Without the unions' green light, SAS, which is half-owned by the governments of Sweden, Norway and Denmark, would have seen its credit line severed this week effectively signifying the company's insolvency.
"It has been hard work, and big responsibilities have been taken," Rickard Gustafson, the carrier's CEO, told reporters in Copenhagen. "The great transformation of our company has taken place in a very short period of time, and therefore it has been very intensive."
Last week Gustafson said the company hasn't made money in years and cannot continue operating without profits.
In recent years, SAS has been pinched by competition from regional discount carriers, and the airline says the new round of cost-cutting measures will go far to improve competitiveness and profitability.
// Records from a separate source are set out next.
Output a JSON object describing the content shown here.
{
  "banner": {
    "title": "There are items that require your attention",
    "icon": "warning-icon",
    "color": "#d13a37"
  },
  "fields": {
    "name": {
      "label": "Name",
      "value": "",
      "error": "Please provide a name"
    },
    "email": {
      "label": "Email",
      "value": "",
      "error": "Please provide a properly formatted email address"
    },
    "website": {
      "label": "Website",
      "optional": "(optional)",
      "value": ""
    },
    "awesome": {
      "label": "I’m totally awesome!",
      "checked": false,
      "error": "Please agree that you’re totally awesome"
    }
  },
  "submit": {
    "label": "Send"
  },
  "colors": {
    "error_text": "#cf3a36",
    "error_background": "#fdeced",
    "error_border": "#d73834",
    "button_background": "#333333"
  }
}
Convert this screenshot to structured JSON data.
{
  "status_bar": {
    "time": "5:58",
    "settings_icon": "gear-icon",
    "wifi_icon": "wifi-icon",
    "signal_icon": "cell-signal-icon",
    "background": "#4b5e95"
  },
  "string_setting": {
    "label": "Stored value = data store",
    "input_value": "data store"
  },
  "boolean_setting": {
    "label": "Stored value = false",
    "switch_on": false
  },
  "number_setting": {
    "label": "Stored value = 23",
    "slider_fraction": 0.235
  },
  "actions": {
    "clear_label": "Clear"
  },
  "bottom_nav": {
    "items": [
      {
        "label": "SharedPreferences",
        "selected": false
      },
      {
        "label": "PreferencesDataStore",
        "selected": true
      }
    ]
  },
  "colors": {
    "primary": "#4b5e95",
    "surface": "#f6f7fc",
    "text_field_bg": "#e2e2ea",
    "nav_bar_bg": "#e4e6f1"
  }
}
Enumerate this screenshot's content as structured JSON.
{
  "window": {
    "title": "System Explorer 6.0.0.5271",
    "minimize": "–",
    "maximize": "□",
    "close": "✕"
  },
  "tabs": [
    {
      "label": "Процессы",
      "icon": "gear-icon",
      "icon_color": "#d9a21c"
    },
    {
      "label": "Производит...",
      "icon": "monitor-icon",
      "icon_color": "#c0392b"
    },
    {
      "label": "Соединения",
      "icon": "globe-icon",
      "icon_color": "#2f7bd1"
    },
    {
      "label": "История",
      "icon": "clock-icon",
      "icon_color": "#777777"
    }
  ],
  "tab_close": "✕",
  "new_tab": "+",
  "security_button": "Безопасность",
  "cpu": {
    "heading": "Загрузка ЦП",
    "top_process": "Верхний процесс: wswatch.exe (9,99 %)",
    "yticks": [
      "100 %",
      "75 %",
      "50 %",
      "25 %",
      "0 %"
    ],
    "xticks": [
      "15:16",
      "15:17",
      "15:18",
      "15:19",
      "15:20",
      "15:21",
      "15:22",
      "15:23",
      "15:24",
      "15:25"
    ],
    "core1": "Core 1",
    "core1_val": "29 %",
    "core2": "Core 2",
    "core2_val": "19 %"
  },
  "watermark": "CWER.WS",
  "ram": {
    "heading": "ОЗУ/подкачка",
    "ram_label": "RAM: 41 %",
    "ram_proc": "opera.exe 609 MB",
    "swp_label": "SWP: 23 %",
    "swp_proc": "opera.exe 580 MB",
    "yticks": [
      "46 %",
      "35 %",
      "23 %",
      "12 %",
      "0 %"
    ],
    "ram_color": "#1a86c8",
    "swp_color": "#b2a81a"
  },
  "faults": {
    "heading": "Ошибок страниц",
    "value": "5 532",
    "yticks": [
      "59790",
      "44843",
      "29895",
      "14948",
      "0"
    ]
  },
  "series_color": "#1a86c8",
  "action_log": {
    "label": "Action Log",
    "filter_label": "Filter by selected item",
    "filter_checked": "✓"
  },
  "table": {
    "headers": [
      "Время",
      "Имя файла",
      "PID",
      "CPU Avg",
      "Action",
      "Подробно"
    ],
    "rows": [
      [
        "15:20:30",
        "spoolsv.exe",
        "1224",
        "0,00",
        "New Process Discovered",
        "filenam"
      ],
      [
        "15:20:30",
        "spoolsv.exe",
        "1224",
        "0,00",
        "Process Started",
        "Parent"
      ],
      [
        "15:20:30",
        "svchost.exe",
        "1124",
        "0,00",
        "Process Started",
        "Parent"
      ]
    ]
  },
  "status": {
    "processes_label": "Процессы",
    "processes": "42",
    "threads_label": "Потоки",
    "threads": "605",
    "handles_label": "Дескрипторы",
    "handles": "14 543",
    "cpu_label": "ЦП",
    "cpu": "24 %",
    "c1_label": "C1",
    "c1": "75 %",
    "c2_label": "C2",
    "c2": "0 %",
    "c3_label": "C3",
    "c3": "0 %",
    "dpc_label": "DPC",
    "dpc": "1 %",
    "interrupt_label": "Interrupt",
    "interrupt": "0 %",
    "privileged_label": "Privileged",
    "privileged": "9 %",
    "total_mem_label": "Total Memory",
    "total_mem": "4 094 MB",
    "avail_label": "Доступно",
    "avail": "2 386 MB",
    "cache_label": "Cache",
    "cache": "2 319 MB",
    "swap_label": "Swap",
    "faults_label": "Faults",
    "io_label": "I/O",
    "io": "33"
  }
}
The restructuring plan, presented last week, aims to cut costs by $440 million annually. It proposes slashing 800 administrative positions and eventually reducing staff numbers from 15,000 to 9,000 as thousands of jobs will be outsourced.
The savings plan also includes new union agreements for personnel, centralizing corporate headquarters in Stockholm, and selling assets.
While welcoming the deal, analysts were cautious given that SAS has been through several austerity programs before.
"SAS is creating for itself a platform that can bring the company out of crisis, but it is not certain they will succeed," said Jacob Pedersen, an analyst at Denmark's Sydbank. "SAS has been through saving schemes over the past 10 years, and they are still losing money. So there is a need for more than just a plan before I start clapping my hands."